Nichts ist mit Störung der Geschäftsgrundlage infolge des fatalen Zusammenwirkens von Niedrigzins und Bilanzrecht! Obwohl er die Vokabel von der Störung der Geschäftsgrundlage just erst im Mund geführt hatte, sieht der Dritte Senat des BAG eben eine solche in einem aktuellen Fall nicht vorliegen. Das hat er heute Nachmittag entschieden.

Wie heute Morgen berichtet, wollte ein Ex-Arbeitgeber die Anpassung einer Betriebsrente verweigern, weil er infolge der Explosion seiner Pensionsrückstellungen infolge von Niedrigzins und BilMoG-Regeln eine Störung der Geschäftsgrundlage erkannt haben wollte.
Auf Revision der Witwe des Betriebsrentners hat der Dritte Senat des Bundesarbeitsgerichts dies Ansinnen heute Nachmittag höchstrichterlich abgewiesen, die Revision der Klägerin hatte Erfolg.

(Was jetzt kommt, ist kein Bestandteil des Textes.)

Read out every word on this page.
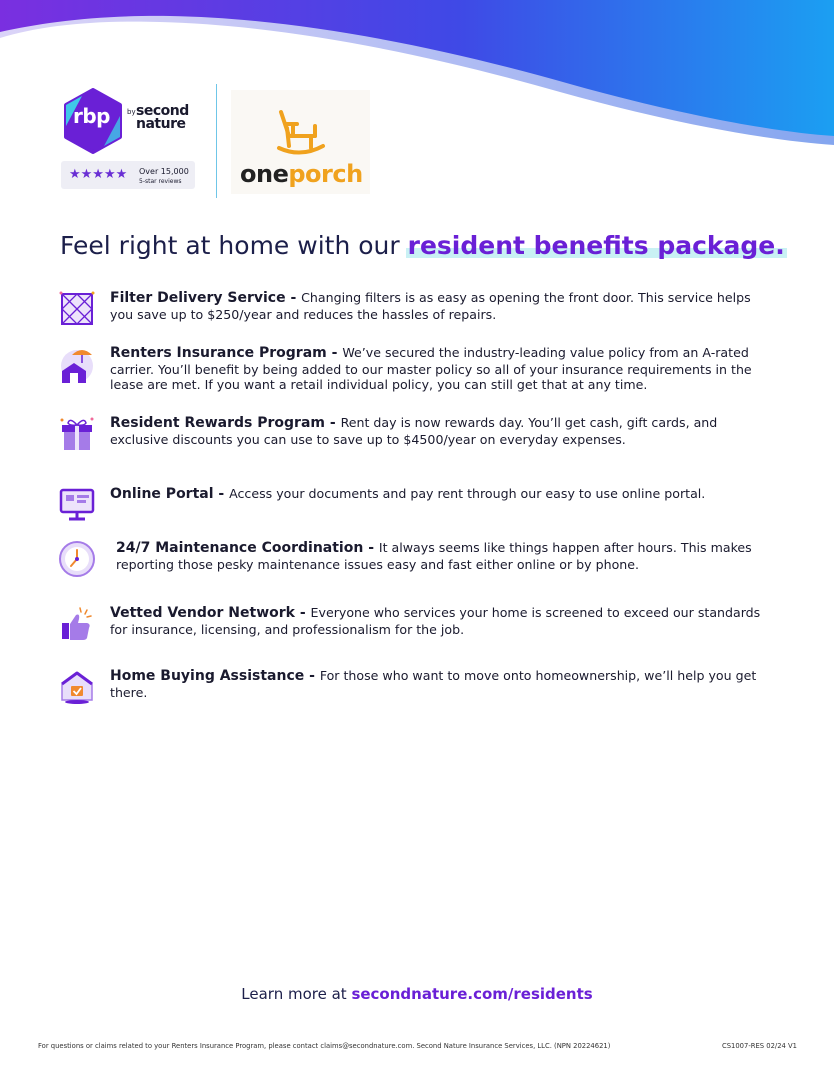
rbp by second
nature
★★★★★ Over 15,000
5-star reviews oneporch
Feel right at home with our resident benefits package.
Filter Delivery Service - Changing filters is as easy as opening the front door. This service helps you save up to $250/year and reduces the hassles of repairs.
Renters Insurance Program - We’ve secured the industry-leading value policy from an A-rated carrier. You’ll benefit by being added to our master policy so all of your insurance requirements in the lease are met. If you want a retail individual policy, you can still get that at any time.
Resident Rewards Program - Rent day is now rewards day. You’ll get cash, gift cards, and exclusive discounts you can use to save up to $4500/year on everyday expenses.
Online Portal - Access your documents and pay rent through our easy to use online portal.
24/7 Maintenance Coordination - It always seems like things happen after hours. This makes reporting those pesky maintenance issues easy and fast either online or by phone.
Vetted Vendor Network - Everyone who services your home is screened to exceed our standards for insurance, licensing, and professionalism for the job.
Home Buying Assistance - For those who want to move onto homeownership, we’ll help you get there.
Learn more at secondnature.com/residents
For questions or claims related to your Renters Insurance Program, please contact claims@secondnature.com. Second Nature Insurance Services, LLC. (NPN 20224621)	CS1007-RES 02/24 V1
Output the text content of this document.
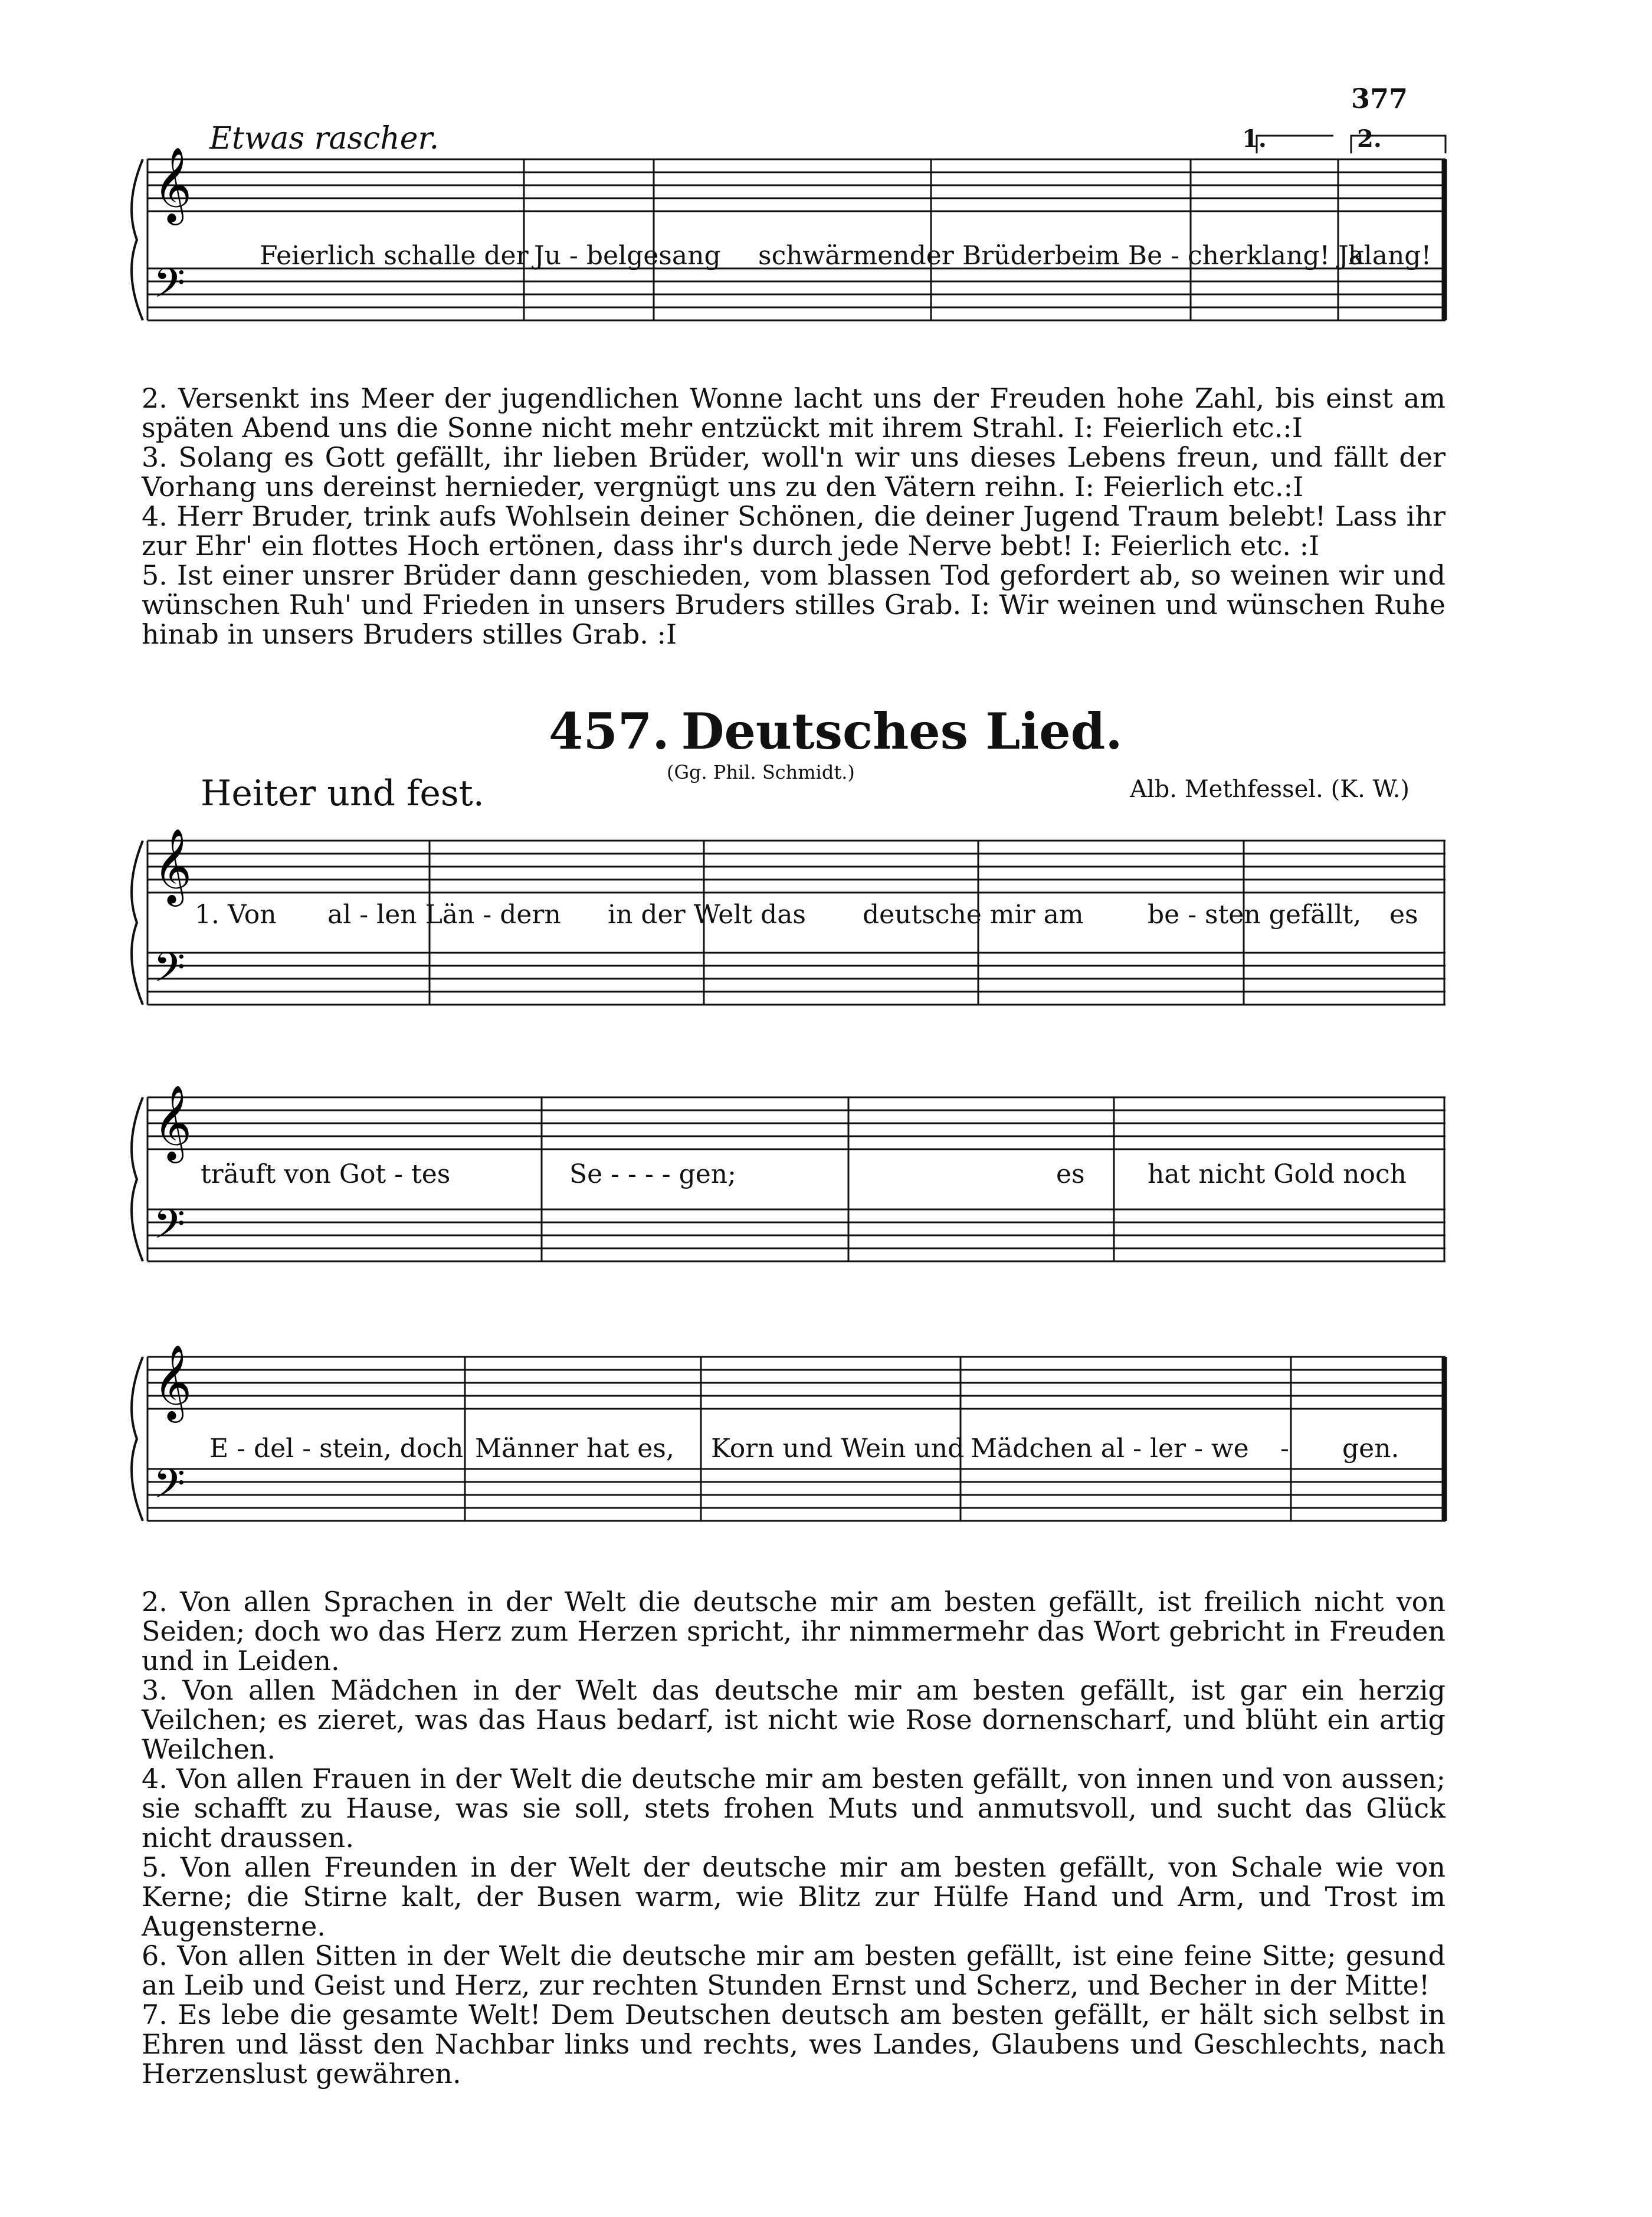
377
Etwas rascher.	1.	2.
𝄞
𝄢
Feierlich schalle der Ju - belgesang schwärmender Brüderbeim Be - cherklang! Ja
klang!

2. Versenkt ins Meer der jugendlichen Wonne lacht uns der Freuden hohe Zahl, bis einst am späten Abend uns die Sonne nicht mehr entzückt mit ihrem Strahl. I: Feierlich etc.:I

3. Solang es Gott gefällt, ihr lieben Brüder, woll'n wir uns dieses Lebens freun, und fällt der Vorhang uns dereinst hernieder, vergnügt uns zu den Vätern reihn. I: Feierlich etc.:I

4. Herr Bruder, trink aufs Wohlsein deiner Schönen, die deiner Jugend Traum belebt! Lass ihr zur Ehr' ein flottes Hoch ertönen, dass ihr's durch jede Nerve bebt! I: Feierlich etc. :I

5. Ist einer unsrer Brüder dann geschieden, vom blassen Tod gefordert ab, so weinen wir und wünschen Ruh' und Frieden in unsers Bruders stilles Grab. I: Wir weinen und wünschen Ruhe hinab in unsers Bruders stilles Grab. :I

457. Deutsches Lied.
(Gg. Phil. Schmidt.)
Heiter und fest.	Alb. Methfessel. (K. W.)
𝄞
𝄢
1. Von al - len Län - dern in der Welt das deutsche mir am be - sten gefällt, es
𝄞
𝄢
träuft von Got - tes	Se - - - - gen;	es hat nicht Gold noch
𝄞
𝄢
E - del - stein, doch Männer hat es, Korn und Wein und Mädchen al - ler - we - gen.

2. Von allen Sprachen in der Welt die deutsche mir am besten gefällt, ist freilich nicht von Seiden; doch wo das Herz zum Herzen spricht, ihr nimmermehr das Wort gebricht in Freuden und in Leiden.

3. Von allen Mädchen in der Welt das deutsche mir am besten gefällt, ist gar ein herzig Veilchen; es zieret, was das Haus bedarf, ist nicht wie Rose dornenscharf, und blüht ein artig Weilchen.

4. Von allen Frauen in der Welt die deutsche mir am besten gefällt, von innen und von aussen; sie schafft zu Hause, was sie soll, stets frohen Muts und anmutsvoll, und sucht das Glück nicht draussen.

5. Von allen Freunden in der Welt der deutsche mir am besten gefällt, von Schale wie von Kerne; die Stirne kalt, der Busen warm, wie Blitz zur Hülfe Hand und Arm, und Trost im Augensterne.

6. Von allen Sitten in der Welt die deutsche mir am besten gefällt, ist eine feine Sitte; gesund an Leib und Geist und Herz, zur rechten Stunden Ernst und Scherz, und Becher in der Mitte!

7. Es lebe die gesamte Welt! Dem Deutschen deutsch am besten gefällt, er hält sich selbst in Ehren und lässt den Nachbar links und rechts, wes Landes, Glaubens und Geschlechts, nach Herzenslust gewähren.
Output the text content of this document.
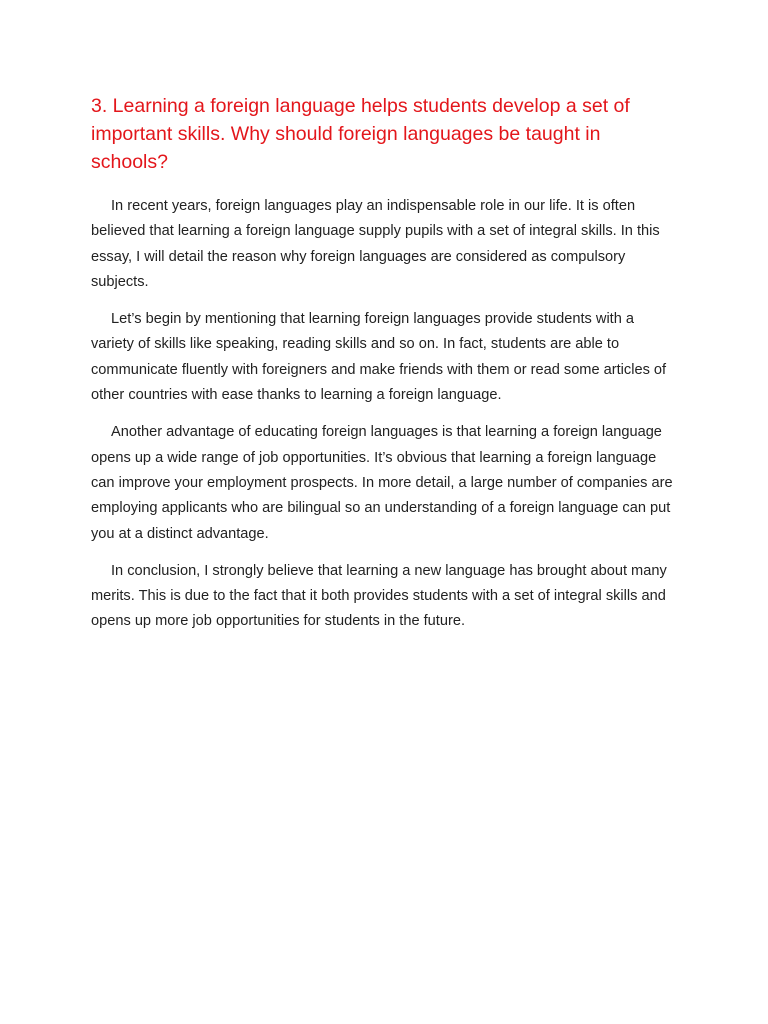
3. Learning a foreign language helps students develop a set of important skills. Why should foreign languages be taught in schools?

In recent years, foreign languages play an indispensable role in our life. It is often believed that learning a foreign language supply pupils with a set of integral skills. In this essay, I will detail the reason why foreign languages are considered as compulsory subjects.

Let’s begin by mentioning that learning foreign languages provide students with a variety of skills like speaking, reading skills and so on. In fact, students are able to communicate fluently with foreigners and make friends with them or read some articles of other countries with ease thanks to learning a foreign language.

Another advantage of educating foreign languages is that learning a foreign language opens up a wide range of job opportunities. It’s obvious that learning a foreign language can improve your employment prospects. In more detail, a large number of companies are employing applicants who are bilingual so an understanding of a foreign language can put you at a distinct advantage.

In conclusion, I strongly believe that learning a new language has brought about many merits. This is due to the fact that it both provides students with a set of integral skills and opens up more job opportunities for students in the future.
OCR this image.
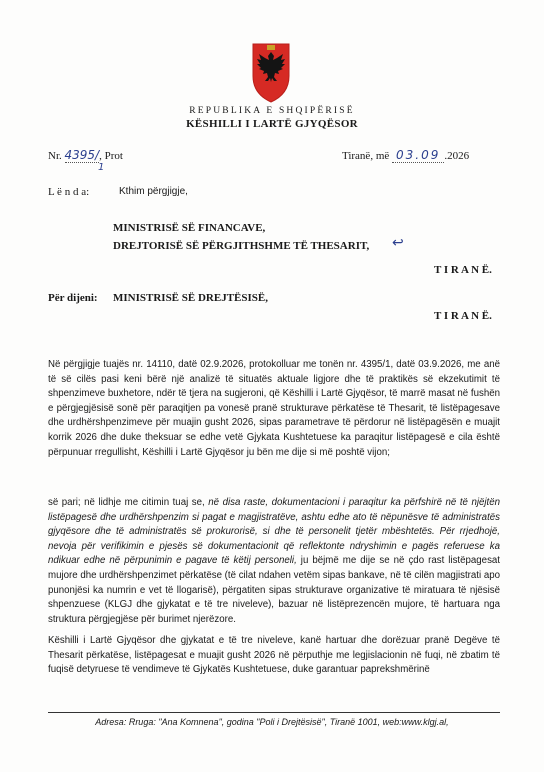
REPUBLIKA E SHQIPËRISË
KËSHILLI I LARTË GJYQËSOR
Nr. 4395/, Prot
1
Tiranë, më 03.09 .2026
L ë n d a:	Kthim përgjigje,
MINISTRISË SË FINANCAVE,
DREJTORISË SË PËRGJITHSHME TË THESARIT, ↩
T I R A N Ë.
Për dijeni: MINISTRISË SË DREJTËSISË,
T I R A N Ë.
Në përgjigje tuajës nr. 14110, datë 02.9.2026, protokolluar me tonën nr. 4395/1, datë 03.9.2026, me anë të së cilës pasi keni bërë një analizë të situatës aktuale ligjore dhe të praktikës së ekzekutimit të shpenzimeve buxhetore, ndër të tjera na sugjeroni, që Këshilli i Lartë Gjyqësor, të marrë masat në fushën e përgjegjësisë sonë për paraqitjen pa vonesë pranë strukturave përkatëse të Thesarit, të listëpagesave dhe urdhërshpenzimeve për muajin gusht 2026, sipas parametrave të përdorur në listëpagësën e muajit korrik 2026 dhe duke theksuar se edhe vetë Gjykata Kushtetuese ka paraqitur listëpagesë e cila është përpunuar rregullisht, Këshilli i Lartë Gjyqësor ju bën me dije si më poshtë vijon;
së pari; në lidhje me citimin tuaj se, në disa raste, dokumentacioni i paraqitur ka përfshirë në të njëjtën listëpagesë dhe urdhërshpenzim si pagat e magjistratëve, ashtu edhe ato të nëpunësve të administratës gjyqësore dhe të administratës së prokurorisë, si dhe të personelit tjetër mbështetës. Për rrjedhojë, nevoja për verifikimin e pjesës së dokumentacionit që reflektonte ndryshimin e pagës referuese ka ndikuar edhe në përpunimin e pagave të këtij personeli, ju bëjmë me dije se në çdo rast listëpagesat mujore dhe urdhërshpenzimet përkatëse (të cilat ndahen vetëm sipas bankave, në të cilën magjistrati apo punonjësi ka numrin e vet të llogarisë), përgatiten sipas strukturave organizative të miratuara të njësisë shpenzuese (KLGJ dhe gjykatat e të tre niveleve), bazuar në listëprezencën mujore, të hartuara nga struktura përgjegjëse për burimet njerëzore.
Këshilli i Lartë Gjyqësor dhe gjykatat e të tre niveleve, kanë hartuar dhe dorëzuar pranë Degëve të Thesarit përkatëse, listëpagesat e muajit gusht 2026 në përputhje me legjislacionin në fuqi, në zbatim të fuqisë detyruese të vendimeve të Gjykatës Kushtetuese, duke garantuar paprekshmërinë
Adresa: Rruga: "Ana Komnena", godina "Poli i Drejtësisë", Tiranë 1001, web:www.klgj.al,
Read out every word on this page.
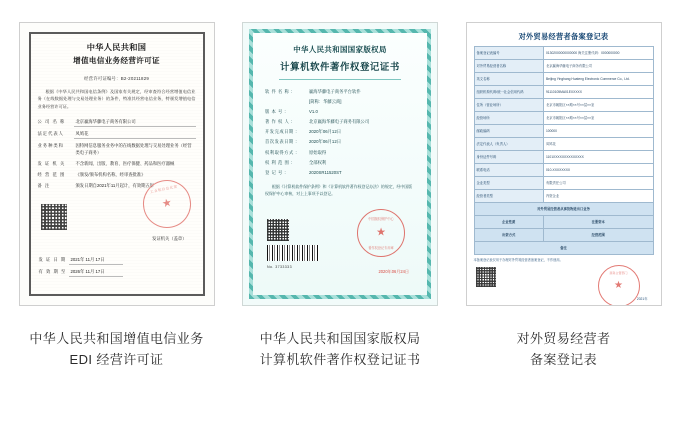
中华人民共和国
增值电信业务经营许可证
经营许可证编号：B2-20211829
根据《中华人民共和国电信条例》及国家有关规定，经审查符合经营增值电信业务（在线数据处理与交易处理业务）的条件，特准其经营电信业务，特颁发增值电信业务经营许可证。
公 司 名 称	北京赢海华藤电子商务有限公司
法定代表人	凤鸠花
业务种类和	因特网信息服务业务中的在线数据处理与交易处理业务（经营类电子商务）
发 证 机 关	不含新闻、出版、教育、医疗保健、药品和医疗器械
经 营 范 围	《颁发/颁布机构名称，经审查批准》
备 注	颁发日期自2021年11月起计，有效期五年
工业和信息化部
★
发证机关（盖章）
发 证 日 期 2021年 11月 17日
有 效 期 至 2026年 11月 17日
中华人民共和国增值电信业务
EDI 经营许可证
中华人民共和国国家版权局
计算机软件著作权登记证书
软 件 名 称 :	赢海华藤电子商务平台软件
[简称：华藤云商]
版 本 号 :	V1.0
著 作 权 人 :	北京赢海华藤电子商务有限公司
开发完成日期 :	2020年06月12日
首次发表日期 :	2020年06月12日
权利取得方式 :	原始取得
权 利 范 围 :	全部权利
登 记 号 :	2020SR11520ST
根据《计算机软件保护条例》和《计算机软件著作权登记办法》的规定，经中国版权保护中心审核，对上上事项予以登记。
No. 3733333
中国版权保护中心
★
著作权登记专用章
2020年06月24日
中华人民共和国国家版权局
计算机软件著作权登记证书
对外贸易经营者备案登记表
备案登记表编号	01302000000000000 海关注册代码：0000000000
对外贸易经营者名称	北京赢海华藤电子商务有限公司
英文名称	Beijing Yinghang Huateng Electronic Commerce Co., Ltd.
组织机构代码/统一社会信用代码	91110105MA01EXXXXX
住所（营业场所）	北京市朝阳区××路××号××层××室
经营场所	北京市朝阳区××路××号××层××室
邮政编码	100000
法定代表人（负责人）	凤鸠花
身份证件号码	1101XXXXXXXXXXXXXX
联系电话	010-XXXXXXXX
企业类型	有限责任公司
经营者类型	内资企业
对外贸易经营者从事货物进出口业务	
企业性质	注册资本
出资方式	经营范围
备注	
本备案登记表仅用于办理对外贸易经营者备案登记，不作他用。
商务主管部门
★
2021年
对外贸易经营者
备案登记表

Im O-Ton des BAG heißt das zum Fall 3 AZR 64/19:
„Die Änderung von bilanzrechtlichen Bestimmungen rechtfertigt nicht die Anpassung von Versorgungsregelungen wegen Störung der Geschäftsgrundlage.“
Inhalt der Versorgungszusage ist ungleich Geschäftsgrundlage
Zu den Gründen führt der Senat aus:
„Zwar ist es grundsätzlich möglich, die Anpassung von Versorgungsregelungen auf die Störung der Geschäftsgrundlage (§ 313 BGB) zu stützen. Vorliegend waren die Voraussetzungen hierfür jedoch nicht erfüllt.
Geschäftsgrundlage sind die nicht zum eigentlichen Vertragsinhalt erhobenen, bei Vertragsschluss aber zutage getretenen gemeinsamen Vorstellungen beider Vertragsparteien vom Vorhandensein oder dem künftigen Eintritt gewisser Umstände, wenn der Geschäftswille der Parteien auf diesen Vorstellungen aufbaut.
Dem steht die Vorstellung einer der Parteien gleich, sofern sie für die andere Partei erkennbar war und nicht von ihr beanstandet wurde.
Die Beklagte hat sich nicht auf solche Vorstellungen berufen, sondern die vermeintliche Verteuerung der Witwenrente auf Umstände gestützt, die – unverändert – Inhalt der Versorgungszusage sind.
Soweit die Beklagte den Anstieg ihrer bilanziellen Rückstellungen aufgrund angeblich wegen der Änderung des Bilanzrechts gestiegener Barwerte angeführt hat, konnte sie damit ebenfalls nicht durchdringen.
Nach der handelsrechtlichen Konzeption handelt es sich bei Rückstellungen im Wesentlichen um ein Instrument der Innenfinanzierung. Dies hat zwar Auswirkungen auf den bilanziellen Gewinn bzw. Verlust eines Unternehmens. Allerdings berechtigt ein schlechterer wirtschaftlicher Verlauf des Geschäftsjahrs nicht zum Widerruf von laufenden Betriebsrenten und somit auch nicht zur Änderung einer Anpassungsregelung.
Denn nicht einmal eine wirtschaftliche Notlage kann nach den gesetzlichen Wertungen des Betriebsrentengesetzes einen Widerruf von Versorgungszusagen begründen. In so einem Fall eine Störung der Geschäftsgrundlage anzunehmen, widerspräche der gesetzlichen Risikoverteilung.“
Der Senat hat heute in einem weiteren Fall der Parteien, der einen nachfolgenden Zeitraum betraf, der Revision der Klägerin aus den gleichen Gründen ebenfalls stattgegeben.
Erstes Fazit von LEITERbAV
Als der Dritte Senat im Mai dieses Jahres in Zusammenhang in dem Verfahren 3 AZR 157/19 zur Einstandspflicht des Arbeitgebers bei Pensionskassen fast beiläufig den Terminus von der Störung der Geschäftsgrundlage in den Mund nahm, war man geneigt, dies als Wink mit dem Zaunpfahl zu verstehen – dergestalt, dass der Senat angesichts des enormen, nicht voraussehbaren Zinsverfalls hier künftig die Rechtssprechung weiterentwickeln könnte.
Doch nun ist klar, dass der Senat zumindest bei Direktzusagen an eine solche Störung der Geschäftsgrundlage, so sie aus dem Zinsverfall mit der Folge explodierender Rückstellungen in Kombination mit geänderten Bilanzierungsregeln resultiert, für Arbeitgeber auch rechtssystematisch hohe Anforderungen stellt.